Shell Pangkas Belanja Modal US$ 5 Miliar Imbas Anjloknya Harga Minyak

Arief Kamaludin|KATADATA
Ilustrasi, logo Shell. Salah satu perusahaan migas raksasa, Shell, memutuskan untuk memangkas belanja modal pada tahun ini karena harga minyak jatuh hingga di bawah US$ 30 per barel.
Penulis: Ratna Iskana
23/3/2020, 16.39 WIB

Salah satu perusahaan migas raksasa, Shell, memutuskan memangkas belanja modal pada tahun ini. Hal itu merupakan dampak dari turunnya harga minyak dunia.

Dilansir dari Reuters, Shell memutuskan untuk memotong belanja modal sebesar US$ 5 miliar menjadi US$ 20 miliar pada tahun ini. Inisiatif itu bakal menyumbang sekitar US$ 8-9 miliar untuk arus kas sebelum pajak.

Selain itu, Shell juga menunda tahap selanjutnya dari rencana pembelian kembali sahamnya atau buyback. Langkah tersebut diambil untuk menghadapi imbas dari jatuhnya harga minyak.

Meski demikian, Shell Indonesia belum bisa dimintai keterangan terkait pengaruh pemangaksan belanja modal terhadap proyek di Tanah Air. Vice President External Relations Shell Indonesia Rhea Sianipar tidak menjawab ketika dikonfirmasi Katadata.co.id pada Senin (23/3).

Shell Indonesia tercatat memiliki bisnis di sektor hilir dan hulu migas. Untuk sektor hilir, Shell Indonesia menjual BBM dan pelumas. Sedangkan di bisnis hulu, Shell bekerja sama dengan Inpex Corporation mengembangkan proyek lapangan gas Abadi Blok Masela.

(Baca: Anjlok Terdalam Sejak 1991, Harga Minyak Bisa Picu Gelombang Deflasi)

Harga minyak turun dalam empat minggu terakhir dan telah jatuh hingga 60% dari awal tahun ini. Berdasarkan data Bloomberg pada Senin (23/3) pukul 3.25 WIB, harga minyak jenis West Texas Intermediate turun hingga level US$ 22,48 per barel. Sedangkan harga minyak jenis Brent terpuruk ke level US$ 25,62 per barel.

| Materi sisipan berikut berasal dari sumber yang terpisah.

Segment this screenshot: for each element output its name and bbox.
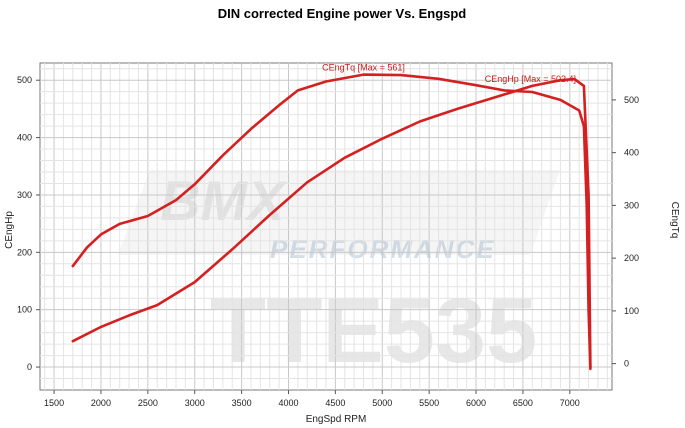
x-tick-label: 4000 (278, 398, 298, 408)
y-right-tick-label: 0 (624, 359, 629, 369)
y-left-tick-label: 400 (17, 133, 32, 143)
x-tick-label: 2500 (138, 398, 158, 408)
series-line-cengtq (71, 73, 592, 371)
y-axis-right-label: CEngTq (669, 202, 680, 239)
y-left-tick-label: 500 (17, 75, 32, 85)
chart-title: DIN corrected Engine power Vs. Engspd (218, 6, 467, 21)
y-axis-left-label: CEngHp (4, 211, 15, 249)
y-left-tick-label: 200 (17, 247, 32, 257)
y-right-tick-label: 300 (624, 200, 639, 210)
x-tick-label: 7000 (560, 398, 580, 408)
x-tick-label: 5000 (372, 398, 392, 408)
x-tick-label: 3000 (185, 398, 205, 408)
x-axis-label: EngSpd RPM (306, 414, 367, 425)
watermark-logo-text: BMX (160, 169, 288, 232)
y-right-tick-label: 500 (624, 95, 639, 105)
y-right-tick-label: 400 (624, 148, 639, 158)
plot-area: 1500 2000 2500 3000 3500 4000 4500 5000 5500 6000… (17, 62, 639, 408)
watermark-sub-text: PERFORMANCE (270, 234, 496, 264)
watermark-code-text: TTE535 (210, 280, 537, 382)
x-tick-label: 3500 (232, 398, 252, 408)
x-tick-label: 5500 (419, 398, 439, 408)
y-right-tick-label: 200 (624, 253, 639, 263)
annotation-cengtq-max: CEngTq [Max = 561] (322, 63, 405, 73)
y-right-tick-label: 100 (624, 306, 639, 316)
x-tick-label: 1500 (44, 398, 64, 408)
x-tick-label: 6000 (466, 398, 486, 408)
x-tick-label: 6500 (513, 398, 533, 408)
y-left-tick-label: 100 (17, 305, 32, 315)
y-left-tick-label: 0 (27, 362, 32, 372)
annotation-cenghp-max: CEngHp [Max = 502.4] (485, 74, 576, 84)
x-tick-label: 4500 (325, 398, 345, 408)
y-left-tick-label: 300 (17, 190, 32, 200)
x-tick-label: 2000 (91, 398, 111, 408)
series-line-cenghp (71, 77, 592, 369)
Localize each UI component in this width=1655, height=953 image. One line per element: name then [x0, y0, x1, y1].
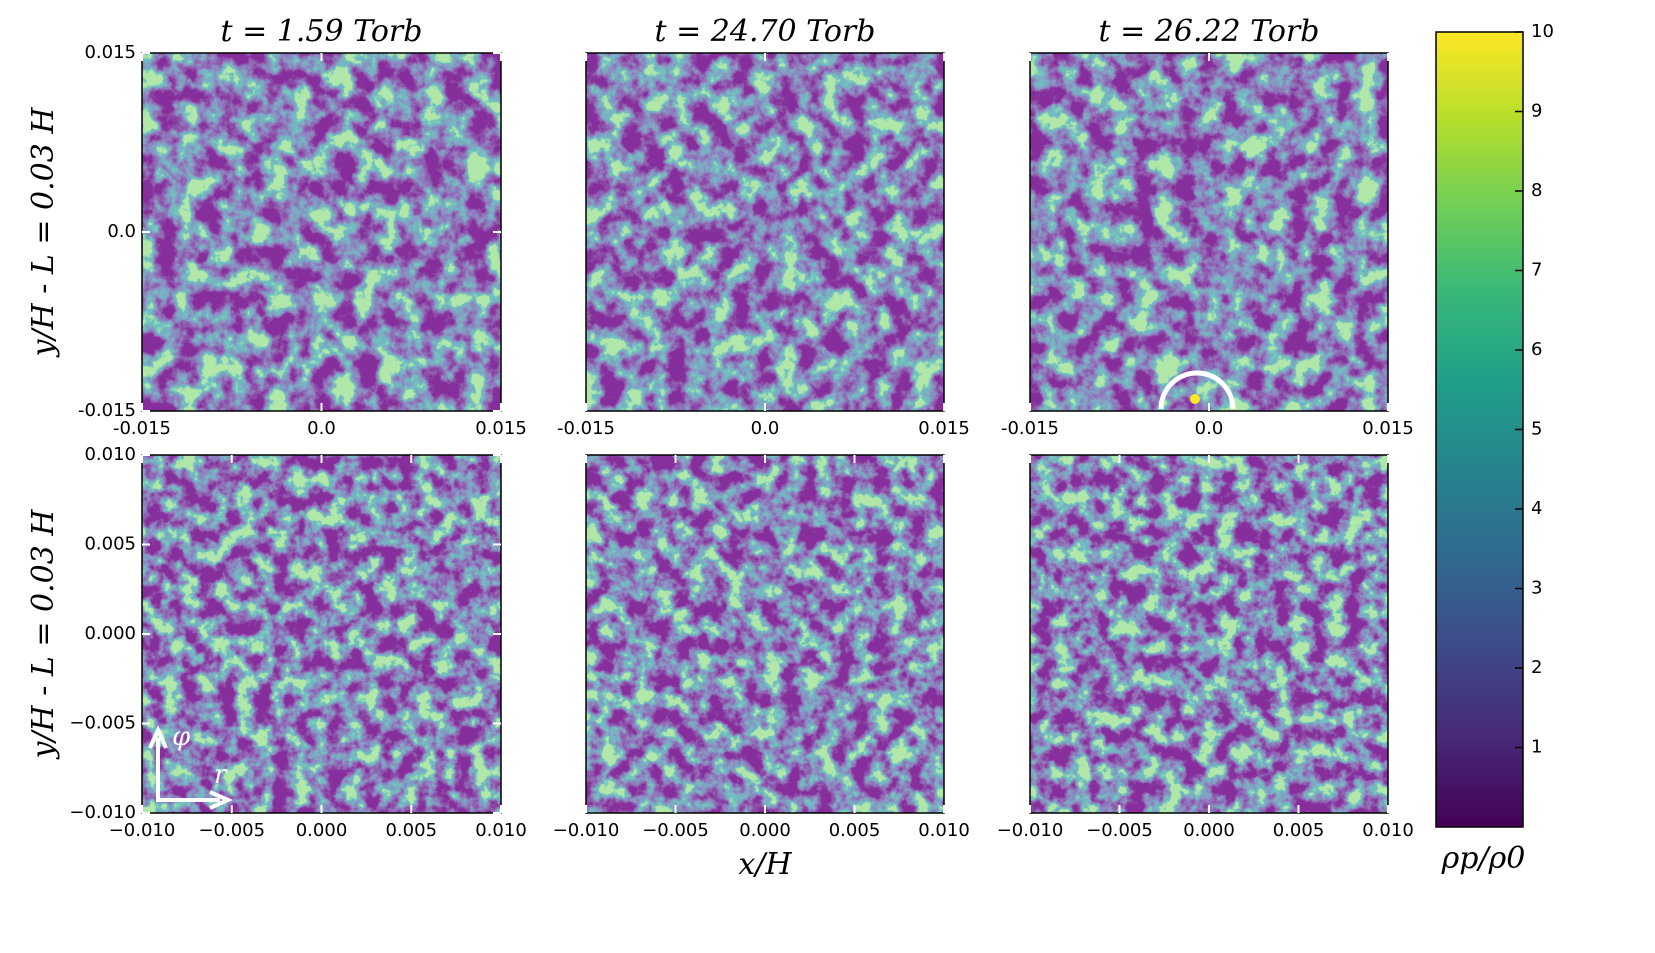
- highlight-circle: [1158, 370, 1236, 410]
- panel: −0.010 −0.005 0.000 0.005 0.010 x/H: [553, 454, 970, 882]
- colorbar-tick-label: 4: [1531, 498, 1542, 519]
- x-tick-label: -0.015: [113, 418, 171, 439]
- y-tick-label: 0.015: [84, 42, 136, 63]
- colorbar-tick-label: 2: [1531, 657, 1542, 678]
- x-tick-label: 0.015: [475, 418, 527, 439]
- annotation: φ: [172, 722, 191, 752]
- panel: -0.015 0.0 0.015 -0.015 0.0 0.015 t = 1.59 Tor…: [26, 14, 527, 439]
- x-tick-label: 0.000: [296, 820, 348, 841]
- panel-title: t = 24.70 Torb: [655, 14, 876, 49]
- heatmap-image: [1030, 455, 1388, 813]
- heatmap-image: [142, 455, 501, 813]
- y-axis-label: y/H - L = 0.03 H: [26, 509, 61, 761]
- colorbar-label: ρp/ρ0: [1441, 841, 1526, 876]
- x-tick-label: 0.005: [385, 820, 437, 841]
- annotation: r: [214, 760, 228, 790]
- x-tick-label: −0.010: [997, 820, 1064, 841]
- x-tick-label: 0.000: [739, 820, 791, 841]
- x-tick-label: −0.010: [553, 820, 620, 841]
- y-axis-label: y/H - L = 0.03 H: [26, 107, 61, 359]
- x-tick-label: 0.0: [751, 418, 780, 439]
- heatmap-image: [142, 53, 501, 411]
- colorbar-tick-label: 7: [1531, 260, 1542, 281]
- x-tick-label: 0.000: [1183, 820, 1235, 841]
- x-tick-label: 0.015: [918, 418, 970, 439]
- heatmap-image: [1030, 53, 1388, 411]
- x-tick-label: 0.010: [1362, 820, 1414, 841]
- x-tick-label: 0.010: [918, 820, 970, 841]
- x-tick-label: -0.015: [1001, 418, 1059, 439]
- y-tick-label: 0.005: [84, 534, 136, 555]
- arrow: [156, 790, 233, 810]
- panel: −0.010 −0.005 0.000 0.005 0.010: [997, 454, 1414, 841]
- y-tick-label: 0.000: [84, 623, 136, 644]
- heatmap-image: [586, 53, 944, 411]
- y-tick-label: −0.005: [69, 713, 136, 734]
- x-tick-label: 0.010: [475, 820, 527, 841]
- arrow: [148, 725, 168, 800]
- panel: -0.015 0.0 0.015 t = 24.70 Torb: [557, 14, 970, 439]
- y-tick-label: −0.010: [69, 802, 136, 823]
- colorbar-tick-label: 9: [1531, 101, 1542, 122]
- x-tick-label: −0.005: [198, 820, 265, 841]
- colorbar-tick-label: 3: [1531, 578, 1542, 599]
- colorbar-tick-label: 6: [1531, 339, 1542, 360]
- colorbar-tick-label: 1: [1531, 737, 1542, 758]
- y-tick-label: -0.015: [78, 400, 136, 421]
- colorbar-tick-label: 8: [1531, 180, 1542, 201]
- panel: -0.015 0.0 0.015 t = 26.22 Torb: [1001, 14, 1414, 439]
- colorbar-tick-label: 10: [1531, 21, 1554, 42]
- x-tick-label: −0.010: [109, 820, 176, 841]
- colorbar-tick-label: 5: [1531, 419, 1542, 440]
- heatmap-image: [586, 455, 944, 813]
- clump: [1190, 394, 1200, 404]
- x-tick-label: 0.0: [1195, 418, 1224, 439]
- x-tick-label: −0.005: [1086, 820, 1153, 841]
- panel-title: t = 1.59 Torb: [221, 14, 423, 49]
- panel: −0.010 −0.005 0.000 0.005 0.010 −0.010 −0.005 0…: [26, 444, 527, 841]
- x-tick-label: 0.015: [1362, 418, 1414, 439]
- y-tick-label: 0.0: [107, 221, 136, 242]
- y-tick-label: 0.010: [84, 444, 136, 465]
- x-tick-label: 0.005: [829, 820, 881, 841]
- x-tick-label: 0.005: [1273, 820, 1325, 841]
- colorbar: [1435, 31, 1524, 828]
- x-tick-label: -0.015: [557, 418, 615, 439]
- x-axis-label: x/H: [738, 847, 792, 882]
- x-tick-label: −0.005: [642, 820, 709, 841]
- x-tick-label: 0.0: [307, 418, 336, 439]
- panel-title: t = 26.22 Torb: [1099, 14, 1320, 49]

Hal itu dipicu pandemi virus corona yang telah menginfeksi lebih dari 325 ribu orang dan menewaskan setidaknya 14 ribu orang di seluruh dunia. Pandemi virus corona pun berdampak pada aktivitas bisnis, perjalanan, hingga kehidupan sehari-hari.

Banyak perusahaan migas yang akhirnya memangkas belanja modal. Bahkan beberapa produsen minyak mulai memberi cuti kepada karyawannya.

Selain virus corona, perang harga antara Rusia dan Arab Saudi yang dimulai sejak awal bulan ini semakin memperburuk harga minyak."Permintaan hancur dan bakal semakin buruk karena banyak negara menutup aktivitas bisnis dan kapasitas tangki untuk minyak semkain sedikit," kata Senior Market Analys OANDA Edward Moya dikutip dari Reuters pada Senin (23/3).

Head Of Research Vitol, perusahaan perdagangan minyak terbesar di dunia, memproyeksi permintaan minyak bakal turun lebih dari 10 juta barel per hari. Angka tersebut setara dengan 10% konsumsi harian minyak global.

(Baca: Shell Proyeksi Permintaan LNG Naik Hingga 700 Juta Ton pada 2040)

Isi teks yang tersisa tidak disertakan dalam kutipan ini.